Romanian minister resigns after criticism in elderly abuse case

BUCHAREST (Reuters) – Romania’s minister for family affairs, Gabriela Firea, resigned her post on Friday amid a scandal over alleged abuses at care homes for the elderly and disabled.

Firea, 51, is the second minister in the one-month old coalition government of Prime Minister Marcel Ciolacu to resign this week after Labour Minister Marius Budai.

On July 4, prosecutors said they had opened a criminal investigation against 26 suspects on accusations of human trafficking, fraud, forgery and forming organized crime groups to exploit the elderly under their care.

Following complaints from non-governmental organisations and neighbours, prosecutors raided three nursing homes located in the town of Voluntari on the outskirts of the capital Bucharest where they found 98 dirty, malnourished and bruised victims.

The elderly were subject to “inhuman or degrading treatment,” prosecutors said, forced to work, physically abused, deprived of sufficient food and medical treatment, denied adequate care and hygiene by the suspects, who misappropriated funds worth 5.2 million lei ($1.18 million).

Firea announced her resignation on Facebook after meeting with Ciolacu.

A prominent member of the ruling Social Democrat Party and former mayor of Bucharest, she is married to the mayor of Voluntari. The homes were ran by a person – now one of the suspects – who had worked at Firea’s parliamentary office.

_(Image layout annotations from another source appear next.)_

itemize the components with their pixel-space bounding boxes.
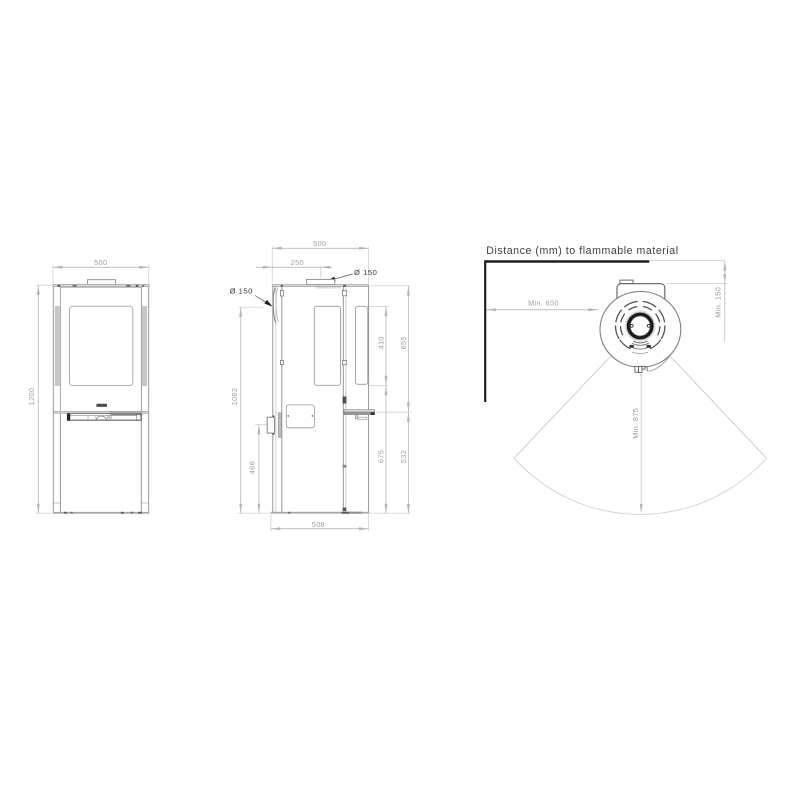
svg-text:410: 410 xyxy=(377,336,386,349)
svg-text:655: 655 xyxy=(399,336,408,349)
svg-text:675: 675 xyxy=(377,450,386,463)
svg-text:500: 500 xyxy=(313,239,326,248)
svg-text:1082: 1082 xyxy=(230,388,239,406)
svg-text:Min. 650: Min. 650 xyxy=(528,298,559,307)
svg-text:1200: 1200 xyxy=(27,388,36,406)
svg-text:532: 532 xyxy=(399,450,408,463)
svg-text:Ø 150: Ø 150 xyxy=(230,286,253,295)
svg-text:250: 250 xyxy=(291,258,304,267)
svg-text:Min. 150: Min. 150 xyxy=(713,287,722,318)
svg-text:Min. 875: Min. 875 xyxy=(631,408,640,439)
svg-text:508: 508 xyxy=(312,520,325,529)
svg-text:Ø 150: Ø 150 xyxy=(354,268,377,277)
svg-text:466: 466 xyxy=(248,461,257,474)
svg-text:Distance (mm) to flammable mat: Distance (mm) to flammable material xyxy=(486,245,678,257)
svg-text:500: 500 xyxy=(94,258,107,267)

Firea reiterated on Friday she did not know about the abuses and said she was being dragged in a scandal to prevent her from running for mayor of Bucharest in 2024. Romania holds presidential, general, local and European elections next year.

The government and state agencies denied having knowledge of the abuses, which President Klaus Iohannis earlier this week called a “national disgrace.” Subsequent government controls at care homes across the country revealed further mistreatment.

Investigative articles published by local news websites Centrul de Investigatii Media and Buletin de Bucuresti, which first wrote about the abuses in February, have shown the government and state agencies had long been notified by the mistreatment by NGOs.

A protest took place outside the government offices on Thursday against failed oversight and systemic graft that has undermined public administration and basic services.